The complexity of tackling a problem at this scale might be intimidating to some, but both Maerz and Bledsoe view it as an opportunity to work collaboratively and creatively with their colleagues—and even welcome the challenge.

“There are huge costs, injuries and deaths associated with wildlife-vehicle collisions and with flooding. I’m very motivated to help GDOT meet their goals of providing resilient infrastructure for the citizens of Georgia,” Bledsoe said of the project. “Not to mention it’s a complex problem that requires us to work across disciplines and integrate knowledge, which is always a good challenge.

Maerz echoed his sentiment. “Even though we have different expertise and come from different fields, we both draw inspiration from embedding learning in doing. And I think that’s what makes this partnership work so well–we see these as chances to learn and think about creative solutions, while still evaluating those solutions to see if they if they do what we think they should do.”

An example of one of the turtle crossing signs that was ineffective at reducing turtle-vehicle collisions. Pexels, Tom Fisk.
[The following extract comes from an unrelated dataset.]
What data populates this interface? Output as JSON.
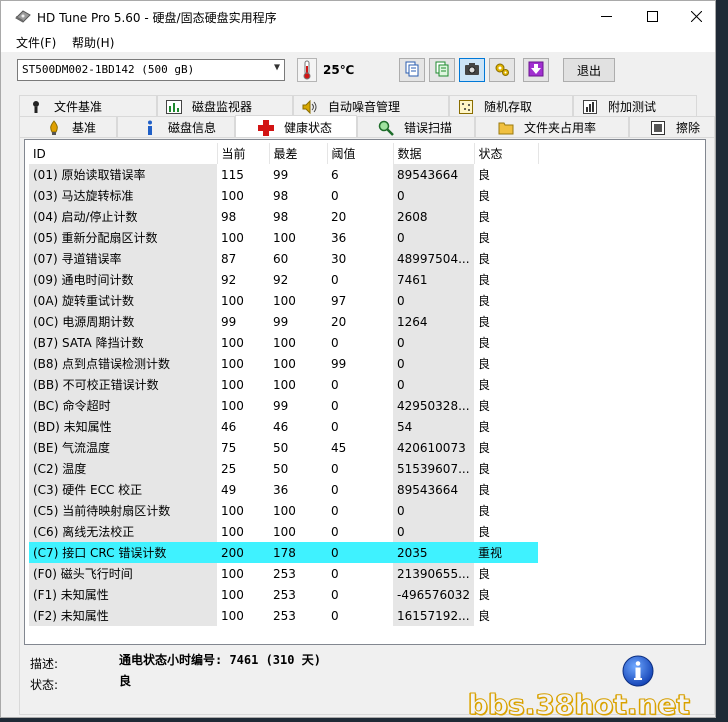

It isn’t the first time that Maerz has applied creativity and teamwork to a seemingly intractable wildlife-vehicle collision problem. In 2022, Maerz and his team found that certain times of day were deadlier for diamondback terrapins crossing the road along the Georgia coast—but that the traditional turtle crossing signs didn’t do much to help the problem.

Inspired by the flashing school signs that alert drivers to the times when children are present, Maerz worked with GDOT to design a new sign: a turtle crossing sign that flashed at the times that terrapins were most likely to be on the road.

Amazingly, the signs worked: they halved the number of turtles that otherwise would’ve been hit on the road.

It’s this creative, interdisciplinary approach that just may make Georgia’s roadways safer for both wildlife and humans. As Maerz put it: “We’re not going to be able to step in and prevent all wildlife-vehicle collisions or flooding throughout the state. But through creativity and collaboration, we can make a seemingly intractable problem slightly more tractable.”